Ind. Decisions - 7th Circuit issues several opinions today

Two bankruptcy rulings today from the 7th Circuit. In Sidebottom v. Broyles (SD Ind., CJ McKinney), Judge Wood writes:

This case involves a tangle of bankruptcy issues under the Code as it existed prior to the effective date of the Bankruptcy Abuse Prevention and Consumer Protection Act of 2005. * * *

We AFFIRM the judgment of the district court, which in turn affirmed the judgment of the bankruptcy court, dismissing Sidebottom’s Chapter 13 petition.

The other, an opinion by Judge Easterbrook, begins:
Resource Technology Corporation turns garbage into money by collecting methane from landfills, reducing the emission of a greenhouse gas in the process. It either sells the methane or burns the gas to make electricity. Installing methane-collection systems is tricky, however, and Resource Technology landed in bankruptcy because its outlays exceed its revenues from harvested methane. This appeal concerns one of its moneylosing ventures.
Another opinion by Judge Easterbrook today deals with "no strike" provisions Illinois required: "Illinois subsidizes the construction or renovation of renewable-fuel plants -— principally facilities that make ethanol."

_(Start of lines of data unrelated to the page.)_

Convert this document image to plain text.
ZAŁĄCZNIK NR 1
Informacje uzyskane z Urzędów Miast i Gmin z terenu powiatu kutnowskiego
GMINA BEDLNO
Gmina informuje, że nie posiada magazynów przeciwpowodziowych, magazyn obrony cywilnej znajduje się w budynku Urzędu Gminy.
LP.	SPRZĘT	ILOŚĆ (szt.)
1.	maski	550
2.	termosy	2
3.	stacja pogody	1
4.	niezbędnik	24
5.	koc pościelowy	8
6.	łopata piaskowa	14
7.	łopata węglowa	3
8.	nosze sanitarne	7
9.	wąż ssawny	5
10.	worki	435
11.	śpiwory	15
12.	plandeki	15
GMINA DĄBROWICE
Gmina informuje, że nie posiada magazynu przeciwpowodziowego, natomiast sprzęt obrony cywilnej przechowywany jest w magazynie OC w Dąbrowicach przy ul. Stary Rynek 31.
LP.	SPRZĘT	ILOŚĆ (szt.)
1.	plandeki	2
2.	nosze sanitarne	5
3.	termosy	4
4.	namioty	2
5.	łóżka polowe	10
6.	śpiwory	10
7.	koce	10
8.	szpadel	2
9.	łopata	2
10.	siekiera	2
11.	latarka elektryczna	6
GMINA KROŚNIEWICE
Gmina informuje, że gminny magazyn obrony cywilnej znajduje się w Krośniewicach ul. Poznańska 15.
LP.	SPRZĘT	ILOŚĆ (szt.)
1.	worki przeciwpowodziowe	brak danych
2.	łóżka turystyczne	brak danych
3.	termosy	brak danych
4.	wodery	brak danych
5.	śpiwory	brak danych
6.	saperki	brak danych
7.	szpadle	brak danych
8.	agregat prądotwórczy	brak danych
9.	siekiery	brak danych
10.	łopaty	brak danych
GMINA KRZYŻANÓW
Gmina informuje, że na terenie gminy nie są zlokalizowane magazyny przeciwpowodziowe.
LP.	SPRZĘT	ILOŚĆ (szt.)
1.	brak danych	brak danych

Also of interest is BMG Music v. Gonzalez, Cecilia, where Judge Easterbrook writes:

In this appeal Cecilia Gonzalez, who downloaded copyrighted music through the KaZaA filesharing network, denies the premise of Grokster and Aimster. She contends that her activities were fair use rather than infringement. The district court disagreed and granted summary judgment for the copyright proprietors (to which we refer collectively as BMG Music). 2005 U.S. Dist. LEXIS 910 (N.D. Ill. Jan. 7, 2005). The court enjoined Gonzalez from further infringement and awarded $22,500 in damages under 17 U.S.C. §504(c).

A “fair use” of copyrighted material is not infringement. Gonzalez insists that she was engaged in fair use under the terms of 17 U.S.C. §107—or at least that a material dispute entitles her to a trial. It is undisputed, however, that she downloaded more than 1,370 copyrighted songs during a few weeks and kept them on her computer until she was caught. Her position is that she was just sampling music to determine what she liked enough to buy at retail.

Instead of erasing songs that she decided not to buy, she retained them. It is these 30 songs about which there is no dispute concerning ownership that formed the basis of the damages award. * * *

As for the injunction: Gonzalez contends that this should be vacated because she has learned her lesson, has dropped her broadband access to the Internet, and is unlikely to download copyrighted material again. A private party’s discontinuation of unlawful conduct does not make the dispute moot, however. An injunction remains appropriate to ensure that the misconduct does not recur as soon as the case ends. See United States v. W.T. Grant Co., 345 U.S. 629 (1953). The district court did not abuse its discretion in awarding prospective relief.